Question

Food and clothing are shipped to victims of a natural disaster. Each carton of food will feed 13 people, while each carton of

clothing will help 6 people. Each 20-cubic-foot box of food weighs 40 pounds and each 5-cubic-foot box of clothing weighs 20
pounds. The commercial carriers transporting food and clothing are bound by the following constraints:
- The total weight per carrier cannot exceed 23,000 pounds.
- The total volume must be no more than 9000 cubic feet.
Use this information to answer the following questions.
How many cartons of food and clothing should be sent with each plane shipment to maximize the number of people who can be
helped?

Answer 1

If we don't need to carry both types of carton, the optimal solution is 0 cartons of food and 1,800 cartons of clothes. This will help 10,800 people.

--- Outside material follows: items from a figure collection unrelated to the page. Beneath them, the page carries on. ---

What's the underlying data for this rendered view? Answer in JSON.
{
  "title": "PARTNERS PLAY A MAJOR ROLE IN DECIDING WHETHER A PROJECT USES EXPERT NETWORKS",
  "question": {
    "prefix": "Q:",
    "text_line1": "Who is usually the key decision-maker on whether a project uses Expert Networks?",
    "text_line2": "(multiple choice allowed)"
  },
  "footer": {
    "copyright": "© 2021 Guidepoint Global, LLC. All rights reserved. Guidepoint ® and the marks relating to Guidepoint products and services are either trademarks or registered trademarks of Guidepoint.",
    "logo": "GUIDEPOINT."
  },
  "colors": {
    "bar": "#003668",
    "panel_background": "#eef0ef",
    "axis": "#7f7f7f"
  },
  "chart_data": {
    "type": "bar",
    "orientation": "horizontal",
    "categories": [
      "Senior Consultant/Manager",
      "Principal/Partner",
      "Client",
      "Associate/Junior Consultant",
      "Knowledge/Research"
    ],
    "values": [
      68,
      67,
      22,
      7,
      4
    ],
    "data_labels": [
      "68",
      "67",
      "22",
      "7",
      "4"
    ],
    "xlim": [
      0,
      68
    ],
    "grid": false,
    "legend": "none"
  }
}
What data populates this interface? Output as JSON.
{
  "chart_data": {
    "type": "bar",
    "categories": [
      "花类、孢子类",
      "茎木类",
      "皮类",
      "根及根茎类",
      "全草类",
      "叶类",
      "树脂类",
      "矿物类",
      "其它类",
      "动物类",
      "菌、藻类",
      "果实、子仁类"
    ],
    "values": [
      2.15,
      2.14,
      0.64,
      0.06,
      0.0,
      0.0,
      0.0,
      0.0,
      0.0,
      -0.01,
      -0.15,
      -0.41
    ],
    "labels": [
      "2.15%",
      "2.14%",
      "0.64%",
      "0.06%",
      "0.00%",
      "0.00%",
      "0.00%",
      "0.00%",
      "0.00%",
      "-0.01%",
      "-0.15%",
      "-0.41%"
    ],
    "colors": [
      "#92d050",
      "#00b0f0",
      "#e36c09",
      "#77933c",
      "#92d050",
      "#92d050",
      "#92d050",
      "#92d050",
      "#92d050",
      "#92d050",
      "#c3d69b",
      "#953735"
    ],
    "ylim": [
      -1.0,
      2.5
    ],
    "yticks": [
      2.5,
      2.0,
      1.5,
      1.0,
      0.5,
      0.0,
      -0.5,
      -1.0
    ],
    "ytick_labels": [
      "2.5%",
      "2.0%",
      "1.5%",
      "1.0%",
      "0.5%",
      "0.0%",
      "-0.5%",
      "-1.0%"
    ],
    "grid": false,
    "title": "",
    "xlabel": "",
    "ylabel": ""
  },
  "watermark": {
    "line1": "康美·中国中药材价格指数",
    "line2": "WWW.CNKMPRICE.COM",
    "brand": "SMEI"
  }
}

If both types of carton need to be carried, the optimal solution is 325 cartons of food and 500 cartons of clothes. This will help 7,225 people.

Explanation:

This is a linear programming problem.

We have to maximize the number of people we are helping with the shipment.

The number of people helped can be expressed as:

`P=13F+6C`

being F: cartons of food, and C: cartons of clothes.

The restrictions are Volume and Weight.

The maximum volume allowed is 9000 cubic feet.

We can express this as:

`20F+5C\leq9,000`

The maximum weight allowed is 23,000 pounds.

We can express this as:

`40F+20C\leq23,000`

Also, we know that both quantities F and C are positive:

`F,C\geq0`

We can graph the restrictions to limit the feasible solution region (see picture attached).

There are 3 points that are defined by the saturation of 2 constraints (Note: saturation means that the restriction is expressed in this point with an equal sign).

In one of this points lies the combination of food and clothes cartons that maximizes the people helped.

The points are:

Point 1: F=0, C=1,800

`P=13F+6C=13\cdot 0+6\cdot 1,800=0+10,800\\\\P=10,800`

Point 2: F=575, C=0

`P=13F+6C=13\cdot 575+6\cdot 0=7,475+0\\\\P=7,475`

Point 3: F=325, C=500

`P=13F+6C=13\cdot 325+6\cdot 500=4,225+3,000\\\\P=7,225`

If we don't need to carry both types of carton, the optimal solution is 0 cartons of food and 1,800 cartons of clothes. This will help 10,800 people.

If both types of carton need to be carried, the optimal solution is 325 cartons of food and 500 cartons of clothes. This will help 7,225 people.